Das Badezimmer – meine minimalistische Schwachstelle

Seit Jahren nehme ich mir regelmäßig vor, voll auf Naturkosmetik umzusteigen. Ich nehme mir vor, nur noch dieses eine ’normale‘ Shampoo aufzubrauchen, statt Duschgel Seife zu verwenden, auf konventionelle Handcreme zu verzichten und so weiter und so weiter.

Doch irgendwie ist der Wurm drin. Wenn ich zum Feuchtetücher kaufen in die Drogerie gehe komme ich mit Shampoo, Spülung und Kur wieder heraus, die ich im Sonderangebot ergattert habe. Die volle Ladung Plastik, Chemie pur – aber auch mit dem Versprechen, dass mein Haar bei der nächsten Wäsche ein ‚magisches Wunder‘ erleben wird.

Magische Duschmomente...

Magische Duschmomente…

Das hier

Alternativen

Apfelessigspülung, Seife und Backpulver-Deo

verspricht mir garnix, ausser Sauberkeit.

Kurz, das Badezimmer zur minimalistischen Zone umzugestalten fällt mir echt schwer.

Mir ist durch diese Betrachtung, warum wir konsumieren, klarer geworden, warum.

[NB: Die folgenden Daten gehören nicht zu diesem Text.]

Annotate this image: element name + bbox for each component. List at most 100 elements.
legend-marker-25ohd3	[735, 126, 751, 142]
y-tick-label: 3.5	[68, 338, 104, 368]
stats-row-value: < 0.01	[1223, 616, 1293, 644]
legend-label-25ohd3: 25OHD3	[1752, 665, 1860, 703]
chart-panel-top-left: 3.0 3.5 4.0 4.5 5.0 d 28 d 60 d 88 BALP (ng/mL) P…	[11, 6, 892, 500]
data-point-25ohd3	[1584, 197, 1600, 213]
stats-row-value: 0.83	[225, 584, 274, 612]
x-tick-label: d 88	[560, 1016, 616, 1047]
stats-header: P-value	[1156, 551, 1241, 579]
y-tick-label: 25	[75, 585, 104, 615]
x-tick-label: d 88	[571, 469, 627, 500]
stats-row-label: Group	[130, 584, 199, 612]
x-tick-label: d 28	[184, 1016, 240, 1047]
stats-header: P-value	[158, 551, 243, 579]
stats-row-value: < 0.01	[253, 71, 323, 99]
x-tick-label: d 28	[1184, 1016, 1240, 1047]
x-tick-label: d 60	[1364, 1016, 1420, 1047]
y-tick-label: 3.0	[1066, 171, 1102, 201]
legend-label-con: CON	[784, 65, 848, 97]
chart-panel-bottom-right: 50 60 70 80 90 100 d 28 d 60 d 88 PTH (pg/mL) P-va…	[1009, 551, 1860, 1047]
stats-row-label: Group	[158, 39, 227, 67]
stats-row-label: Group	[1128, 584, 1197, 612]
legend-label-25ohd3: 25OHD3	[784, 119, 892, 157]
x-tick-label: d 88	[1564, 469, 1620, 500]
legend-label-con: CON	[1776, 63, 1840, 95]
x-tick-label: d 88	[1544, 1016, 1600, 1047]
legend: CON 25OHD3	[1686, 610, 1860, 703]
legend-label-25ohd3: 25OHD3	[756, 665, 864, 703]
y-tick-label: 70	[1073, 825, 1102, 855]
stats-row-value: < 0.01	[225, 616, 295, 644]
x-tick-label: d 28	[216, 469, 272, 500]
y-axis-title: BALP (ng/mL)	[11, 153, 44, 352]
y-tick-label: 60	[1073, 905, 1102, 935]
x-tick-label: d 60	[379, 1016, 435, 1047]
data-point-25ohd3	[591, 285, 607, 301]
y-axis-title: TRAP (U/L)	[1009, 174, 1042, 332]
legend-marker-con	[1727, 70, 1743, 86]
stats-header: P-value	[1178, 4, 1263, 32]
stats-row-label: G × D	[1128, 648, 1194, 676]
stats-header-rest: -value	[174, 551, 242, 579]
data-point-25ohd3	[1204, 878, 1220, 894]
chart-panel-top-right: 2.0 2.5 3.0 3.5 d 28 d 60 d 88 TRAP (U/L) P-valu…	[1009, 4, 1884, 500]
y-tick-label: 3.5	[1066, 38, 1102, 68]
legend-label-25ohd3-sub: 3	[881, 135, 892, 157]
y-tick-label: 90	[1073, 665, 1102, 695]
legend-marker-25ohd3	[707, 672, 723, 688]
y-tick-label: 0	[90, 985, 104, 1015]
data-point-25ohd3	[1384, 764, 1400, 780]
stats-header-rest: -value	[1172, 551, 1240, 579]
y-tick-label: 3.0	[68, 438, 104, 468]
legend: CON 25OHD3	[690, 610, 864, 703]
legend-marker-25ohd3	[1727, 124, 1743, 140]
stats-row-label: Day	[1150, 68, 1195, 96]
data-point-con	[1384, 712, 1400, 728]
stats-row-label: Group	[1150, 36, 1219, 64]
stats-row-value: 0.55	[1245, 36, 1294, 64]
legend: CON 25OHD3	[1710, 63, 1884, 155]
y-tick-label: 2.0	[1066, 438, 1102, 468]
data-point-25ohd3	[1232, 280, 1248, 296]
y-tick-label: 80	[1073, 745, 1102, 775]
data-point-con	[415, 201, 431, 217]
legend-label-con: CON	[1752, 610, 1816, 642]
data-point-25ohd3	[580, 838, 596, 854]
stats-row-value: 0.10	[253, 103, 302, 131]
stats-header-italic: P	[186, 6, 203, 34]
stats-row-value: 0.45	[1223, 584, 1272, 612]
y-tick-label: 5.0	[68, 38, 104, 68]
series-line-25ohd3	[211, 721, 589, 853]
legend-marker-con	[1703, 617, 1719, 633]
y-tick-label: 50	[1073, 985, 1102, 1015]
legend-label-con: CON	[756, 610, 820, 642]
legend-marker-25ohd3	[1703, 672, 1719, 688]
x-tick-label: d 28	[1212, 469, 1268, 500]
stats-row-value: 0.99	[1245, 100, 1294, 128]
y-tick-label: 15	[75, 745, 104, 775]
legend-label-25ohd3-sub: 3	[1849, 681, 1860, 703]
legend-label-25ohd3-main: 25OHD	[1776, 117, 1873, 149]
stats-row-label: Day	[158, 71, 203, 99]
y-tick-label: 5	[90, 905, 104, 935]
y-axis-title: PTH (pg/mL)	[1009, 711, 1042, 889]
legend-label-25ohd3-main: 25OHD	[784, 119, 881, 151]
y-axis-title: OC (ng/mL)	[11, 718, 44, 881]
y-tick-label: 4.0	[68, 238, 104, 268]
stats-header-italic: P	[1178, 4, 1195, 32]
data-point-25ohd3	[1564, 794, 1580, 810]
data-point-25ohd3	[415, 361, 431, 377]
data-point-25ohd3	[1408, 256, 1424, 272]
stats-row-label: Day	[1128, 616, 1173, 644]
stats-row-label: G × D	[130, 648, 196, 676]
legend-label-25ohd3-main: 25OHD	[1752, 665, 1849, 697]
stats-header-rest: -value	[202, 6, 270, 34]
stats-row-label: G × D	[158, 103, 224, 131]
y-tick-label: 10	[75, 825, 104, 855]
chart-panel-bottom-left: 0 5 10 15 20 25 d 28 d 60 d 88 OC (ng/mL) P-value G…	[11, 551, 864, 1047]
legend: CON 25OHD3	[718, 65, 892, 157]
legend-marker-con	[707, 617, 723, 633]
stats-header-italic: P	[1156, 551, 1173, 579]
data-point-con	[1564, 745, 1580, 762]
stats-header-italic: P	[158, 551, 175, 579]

Mein Badezimmer ist meine Traumwelt. Ich gönne mir ja sonst nichts*, da will ich wenigstens ein bisschen Home-Spa Feeling, ein wenig Luxus unter der Dusche und mein tägliches ‚magisches Wunder‘. ‚No Poo‘, ohne Plastik, selbstgemachte Seife, irgendwie kommt mir der Versuch, mich im Badezimmer zu reduzieren, wie eine Art Selbstkasteiung vor. Jutebeutel mit auf den Wochenmarkt nehmen, um Plastikmüll zu vermeiden – gerne. Gebrauchte Klamotten kaufen, oder mit nur 33 Kleidungsstücken leben – kein Problem. Auf Fleisch und Milchprodukte weitgehend verzichten, um den Klimawandel aufzuhalten – mache ich doch sofort. Aber auf die morgendliche Duftbombe unter der Dusche verzichten – Fehlanzeige.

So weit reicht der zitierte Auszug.